Correlation between electronic band structure of an atomic species

[thinktank1985]

Hii,

I was wondering whether there is any correlation between the energy eigenvalues of a single atom (say He) with the electronic band structure of a collection of He atoms.

for example, for He atoms the lowest energy would be the ground state, with 2 electrons. So will the lowest band for a collection of He atoms be centered about the ground state of the He atom? Do the other bands in the electronic band structure of He, follow a similar pattern, in which they are situation about certain eigenvalues of the He atom?

 

[cgk]

The band structure is essentially a representation of the energy spectrum of the orbital eigenvalues of the periodic system (NOT of the many-body electronic states!). That is, it is not real, it is intrinsically bound to a one-particle mean field approximation (say, Kohn-Sham or Hartree-Fock).

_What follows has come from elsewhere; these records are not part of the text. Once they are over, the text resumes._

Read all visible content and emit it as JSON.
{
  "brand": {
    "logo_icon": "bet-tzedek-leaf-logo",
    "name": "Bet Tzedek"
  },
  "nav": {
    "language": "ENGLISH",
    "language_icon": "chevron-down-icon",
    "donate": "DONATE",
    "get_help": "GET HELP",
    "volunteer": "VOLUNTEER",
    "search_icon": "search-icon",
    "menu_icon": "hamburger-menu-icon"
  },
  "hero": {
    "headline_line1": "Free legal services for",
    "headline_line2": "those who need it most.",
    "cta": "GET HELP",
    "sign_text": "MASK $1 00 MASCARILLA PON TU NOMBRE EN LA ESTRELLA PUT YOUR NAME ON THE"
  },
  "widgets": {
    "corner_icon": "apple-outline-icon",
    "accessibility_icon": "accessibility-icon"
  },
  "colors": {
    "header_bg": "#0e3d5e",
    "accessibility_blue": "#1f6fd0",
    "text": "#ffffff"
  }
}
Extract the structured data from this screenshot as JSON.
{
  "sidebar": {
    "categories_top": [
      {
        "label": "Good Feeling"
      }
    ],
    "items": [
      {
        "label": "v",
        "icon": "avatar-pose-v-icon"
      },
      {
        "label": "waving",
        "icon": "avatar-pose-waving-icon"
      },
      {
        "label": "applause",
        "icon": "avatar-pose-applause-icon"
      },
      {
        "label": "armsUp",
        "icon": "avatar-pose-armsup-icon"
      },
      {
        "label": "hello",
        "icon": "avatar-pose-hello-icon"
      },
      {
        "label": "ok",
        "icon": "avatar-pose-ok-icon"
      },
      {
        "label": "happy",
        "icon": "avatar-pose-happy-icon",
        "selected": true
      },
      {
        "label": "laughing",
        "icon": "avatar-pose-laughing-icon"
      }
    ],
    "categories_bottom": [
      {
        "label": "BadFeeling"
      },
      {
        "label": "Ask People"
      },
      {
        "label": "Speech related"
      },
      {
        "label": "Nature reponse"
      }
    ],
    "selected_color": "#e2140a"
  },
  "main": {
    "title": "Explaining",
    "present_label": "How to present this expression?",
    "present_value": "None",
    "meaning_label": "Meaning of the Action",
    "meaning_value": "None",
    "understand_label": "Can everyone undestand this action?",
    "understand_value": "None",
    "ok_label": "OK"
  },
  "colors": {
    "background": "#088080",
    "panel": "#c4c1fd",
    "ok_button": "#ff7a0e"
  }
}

These orbital energies depend on the binding situation. Orbitals which are not involved in binding to any other atoms (say, core orbitals) are more or less unchanged also in the solid, as are their orbital eigenvalues (appar from some constant shift for all orbitals in common). That means, if you look into the 1s bands of a helium crystal, for example, you will see next to no disperson and essentially flat bands --- because the crystal splitting (due to the chemical environment!) is very small. In the helium crystal the same actually also happens for the 2s band, because noble gas crystals are not bound by covalent bonds, but by undirected dispersive interactions (and latent heat stored in zero point vibrations; these apparently account for up to 30% in the cohesive energy of such crystals: http://prb.aps.org/abstract/PRB/v62/i9/p5482_1)

If, on the other hand, the orbitals corresponding to the bands *are* involved in binding, then you can generally not say much about the relationship between the atomic orbital levels and the crystal orbital levels. The energies will typically be in the same order of magnitude (mind the constant shift), but that is all.